What does this phase in consumer behavior mean for franchises? Consumers are willing to spend their hard-earned money to keep their investment running smoothly—a distinct advantage for franchises that build on consumer trust. For example, according to Yarusso, “[Grease Monkey lives] by the credence: ‘Only what you need, guaranteed.’ It really parlays into great customer service and retaining good customers throughout a franchisee’s career. ”
Keys to Future Success
During the 2013 IFA Convention, three auto franchisors gave their impressions on future industry trends and plans for capitalizing on those trends. Here is a summary of their main impressions with links to their full interviews:
Ralph Yarusso, Grease Monkey: “There’s a lot of shuffling going on. There’s been some migration towards co-branding. The industry is strong. Obviously, it’s a multi-billion dollar industry and consumers are always going to need to have their cars taken care of... [Consumers keeping their cars longer] puts [Grease Monkey] on the forefront. Generally speaking, the general automotive brands out there, their first time visit with a consumer is in that 7-10 year range. That’s how old the vehicle is. Ours is right out of the gate. We have brand new vehicles coming in everyday.
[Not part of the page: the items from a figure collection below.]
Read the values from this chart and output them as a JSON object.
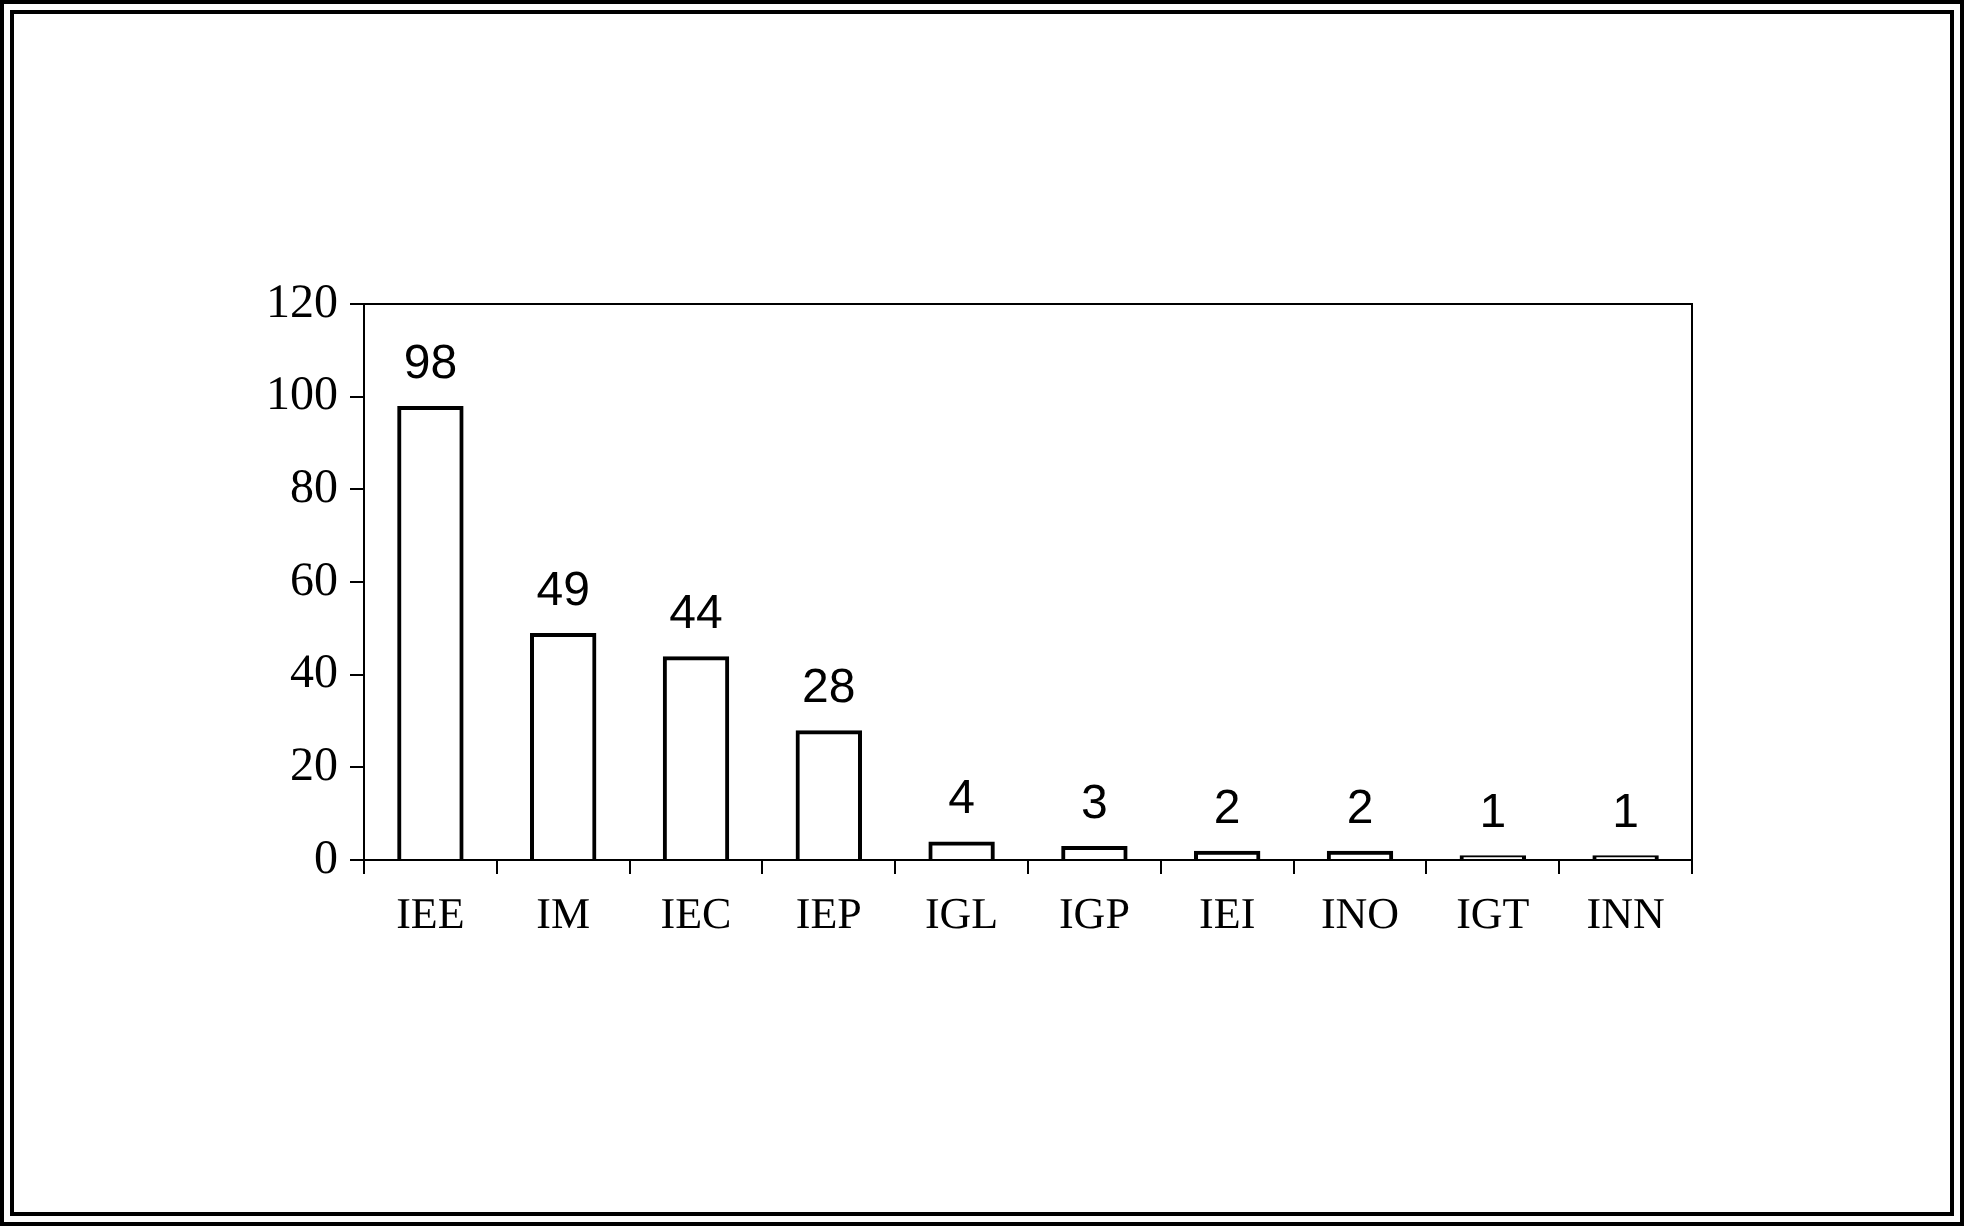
{
  "chart_data": {
    "type": "bar",
    "categories": [
      "IEE",
      "IM",
      "IEC",
      "IEP",
      "IGL",
      "IGP",
      "IEI",
      "INO",
      "IGT",
      "INN"
    ],
    "values": [
      98,
      49,
      44,
      28,
      4,
      3,
      2,
      2,
      1,
      1
    ],
    "color": "#000000",
    "ylim": [
      0,
      120
    ],
    "yticks": [
      0,
      20,
      40,
      60,
      80,
      100,
      120
    ],
    "grid": false,
    "legend": false,
    "data_labels": true
  }
}
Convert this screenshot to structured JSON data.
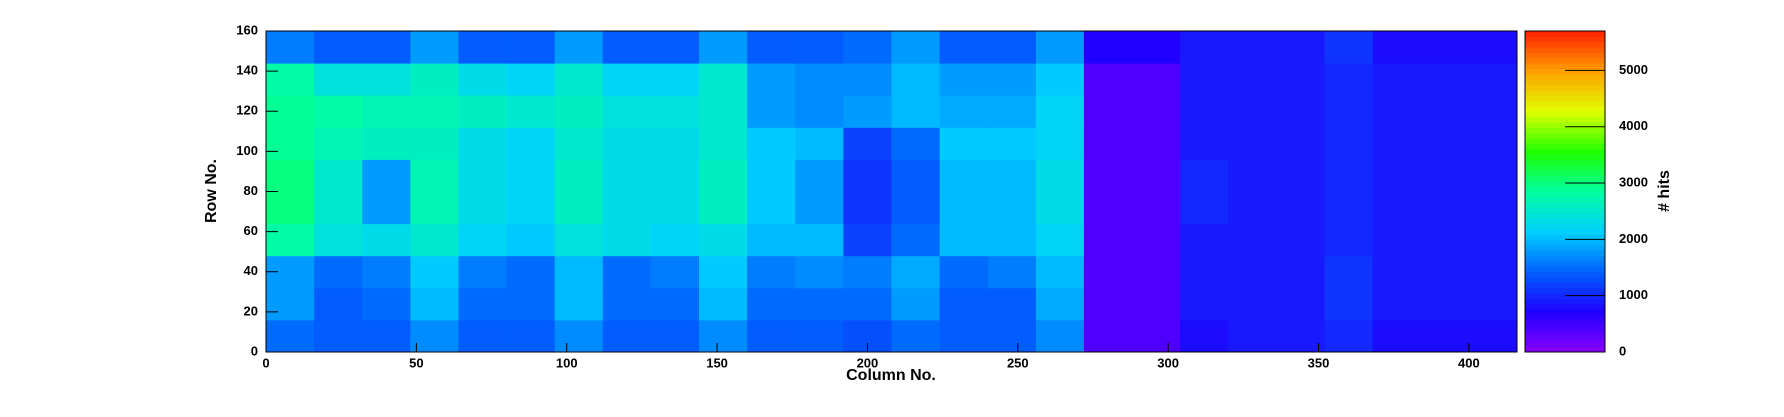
{
  "chart_data": {
    "type": "heatmap",
    "x_label": "Column No.",
    "y_label": "Row No.",
    "z_label": "# hits",
    "xbins": [
      0,
      16,
      32,
      48,
      64,
      80,
      96,
      112,
      128,
      144,
      160,
      176,
      192,
      208,
      224,
      240,
      256,
      272,
      288,
      304,
      320,
      336,
      352,
      368,
      384,
      400,
      416
    ],
    "ybins": [
      0,
      16,
      32,
      48,
      64,
      80,
      96,
      112,
      128,
      144,
      160
    ],
    "z": [
      [
        1500,
        1400,
        1400,
        1700,
        1400,
        1400,
        1700,
        1400,
        1400,
        1700,
        1400,
        1400,
        1300,
        1500,
        1400,
        1400,
        1700,
        400,
        400,
        800,
        900,
        900,
        1000,
        800,
        800,
        800
      ],
      [
        1800,
        1400,
        1500,
        2000,
        1500,
        1500,
        2000,
        1500,
        1500,
        2000,
        1500,
        1500,
        1500,
        1800,
        1400,
        1400,
        1900,
        400,
        400,
        900,
        900,
        900,
        1100,
        900,
        900,
        900
      ],
      [
        1800,
        1500,
        1600,
        2100,
        1600,
        1500,
        2000,
        1500,
        1600,
        2100,
        1600,
        1700,
        1600,
        1900,
        1500,
        1600,
        2000,
        400,
        400,
        900,
        900,
        900,
        1100,
        900,
        900,
        900
      ],
      [
        2800,
        2400,
        2300,
        2500,
        2200,
        2100,
        2400,
        2300,
        2200,
        2300,
        2000,
        2000,
        1200,
        1500,
        2000,
        2000,
        2200,
        400,
        400,
        900,
        900,
        900,
        1000,
        900,
        900,
        900
      ],
      [
        3000,
        2500,
        1800,
        2700,
        2300,
        2200,
        2600,
        2300,
        2300,
        2600,
        2100,
        1800,
        1100,
        1400,
        2000,
        2000,
        2300,
        400,
        400,
        1000,
        900,
        900,
        1000,
        900,
        900,
        900
      ],
      [
        3000,
        2500,
        1800,
        2700,
        2300,
        2200,
        2600,
        2300,
        2300,
        2600,
        2100,
        1800,
        1100,
        1400,
        2000,
        2000,
        2300,
        400,
        400,
        1000,
        900,
        900,
        1000,
        900,
        900,
        900
      ],
      [
        2900,
        2700,
        2600,
        2600,
        2300,
        2200,
        2500,
        2300,
        2300,
        2500,
        2100,
        2000,
        1200,
        1500,
        2100,
        2100,
        2200,
        400,
        400,
        900,
        900,
        900,
        1000,
        900,
        900,
        900
      ],
      [
        2900,
        2800,
        2700,
        2700,
        2600,
        2500,
        2600,
        2400,
        2400,
        2500,
        1800,
        1700,
        1800,
        2000,
        1900,
        1900,
        2200,
        400,
        400,
        900,
        900,
        900,
        1000,
        900,
        900,
        900
      ],
      [
        2800,
        2400,
        2400,
        2600,
        2300,
        2200,
        2500,
        2200,
        2200,
        2500,
        1800,
        1700,
        1700,
        2000,
        1800,
        1800,
        2100,
        400,
        400,
        900,
        900,
        900,
        1000,
        900,
        900,
        900
      ],
      [
        1600,
        1400,
        1400,
        1800,
        1400,
        1400,
        1800,
        1400,
        1400,
        1800,
        1400,
        1400,
        1500,
        1800,
        1400,
        1400,
        1800,
        700,
        700,
        900,
        900,
        900,
        1100,
        800,
        800,
        800
      ]
    ],
    "xlim": [
      0,
      416
    ],
    "xticks": [
      0,
      50,
      100,
      150,
      200,
      250,
      300,
      350,
      400
    ],
    "ylim": [
      0,
      160
    ],
    "yticks": [
      0,
      20,
      40,
      60,
      80,
      100,
      120,
      140,
      160
    ],
    "zlim": [
      0,
      5700
    ],
    "zticks": [
      0,
      1000,
      2000,
      3000,
      4000,
      5000
    ],
    "colorscale": [
      "#8a00ff",
      "#2000ff",
      "#0060ff",
      "#00d0ff",
      "#00ffa0",
      "#20ff00",
      "#e0ff00",
      "#ffa000",
      "#ff2000"
    ]
  }
}
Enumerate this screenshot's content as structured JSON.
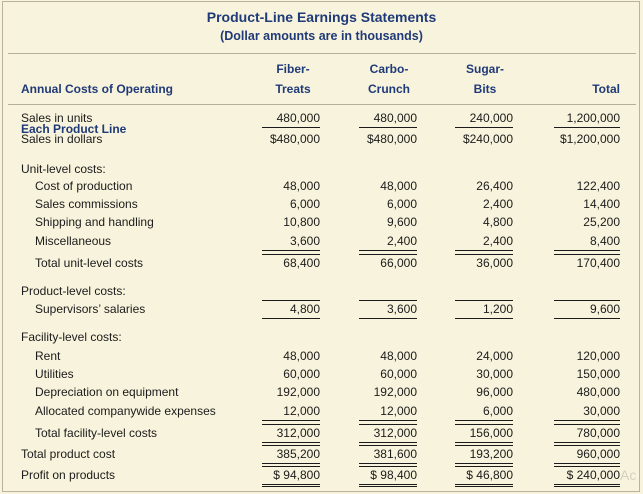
{
  "title": "Product-Line Earnings Statements",
  "subtitle": "(Dollar amounts are in thousands)",
  "header": {
    "label_line1": "Annual Costs of Operating",
    "label_line2": "Each Product Line",
    "cols": [
      {
        "line1": "Fiber-",
        "line2": "Treats"
      },
      {
        "line1": "Carbo-",
        "line2": "Crunch"
      },
      {
        "line1": "Sugar-",
        "line2": "Bits"
      },
      {
        "line1": "",
        "line2": "Total"
      }
    ]
  },
  "rows": [
    {
      "label": "Sales in units",
      "values": [
        "480,000",
        "480,000",
        "240,000",
        "1,200,000"
      ]
    },
    {
      "label": "Sales in dollars",
      "values": [
        "$480,000",
        "$480,000",
        "$240,000",
        "$1,200,000"
      ]
    },
    {
      "label": "Unit-level costs:",
      "values": []
    },
    {
      "label": "Cost of production",
      "values": [
        "48,000",
        "48,000",
        "26,400",
        "122,400"
      ]
    },
    {
      "label": "Sales commissions",
      "values": [
        "6,000",
        "6,000",
        "2,400",
        "14,400"
      ]
    },
    {
      "label": "Shipping and handling",
      "values": [
        "10,800",
        "9,600",
        "4,800",
        "25,200"
      ]
    },
    {
      "label": "Miscellaneous",
      "values": [
        "3,600",
        "2,400",
        "2,400",
        "8,400"
      ]
    },
    {
      "label": "Total unit-level costs",
      "values": [
        "68,400",
        "66,000",
        "36,000",
        "170,400"
      ]
    },
    {
      "label": "Product-level costs:",
      "values": []
    },
    {
      "label": "Supervisors’ salaries",
      "values": [
        "4,800",
        "3,600",
        "1,200",
        "9,600"
      ]
    },
    {
      "label": "Facility-level costs:",
      "values": []
    },
    {
      "label": "Rent",
      "values": [
        "48,000",
        "48,000",
        "24,000",
        "120,000"
      ]
    },
    {
      "label": "Utilities",
      "values": [
        "60,000",
        "60,000",
        "30,000",
        "150,000"
      ]
    },
    {
      "label": "Depreciation on equipment",
      "values": [
        "192,000",
        "192,000",
        "96,000",
        "480,000"
      ]
    },
    {
      "label": "Allocated companywide expenses",
      "values": [
        "12,000",
        "12,000",
        "6,000",
        "30,000"
      ]
    },
    {
      "label": "Total facility-level costs",
      "values": [
        "312,000",
        "312,000",
        "156,000",
        "780,000"
      ]
    },
    {
      "label": "Total product cost",
      "values": [
        "385,200",
        "381,600",
        "193,200",
        "960,000"
      ]
    },
    {
      "label": "Profit on products",
      "values": [
        "$ 94,800",
        "$ 98,400",
        "$ 46,800",
        "$ 240,000"
      ]
    }
  ],
  "watermark": "Ac"
}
We have the ability to service those vehicles right out of the gate and develop a customer relationship, and provide a nice, convenient, affordable mechanism for those consumers to get their vehicles taken care of.”
Chip Baranowski, Honest-1 Auto Care: “I think the biggest challenge in the automotive industry is getting more focused on customers and taking care of them, and that’s one of the things that Honest-1 does very well. We’re not just a transaction based company but we’re really working on building long-term relationships with our customers and educating them. About 66 percent of the customers that are walking into the shops today are female and [are] really demanding that they have a place to go that they can feel comfortable with the whole transaction.”
Thomas Wolfe, Ziebart: “The auto industry changes every year and we have to offer products and services to meet those changes... [Ziebart is] coming out with a couple new products. We have a paint protection film that has been introduced overseas and we’re going to introduce it here in the United States, and we’re also coming out with an anti-bacteria product that you can put on automobiles.”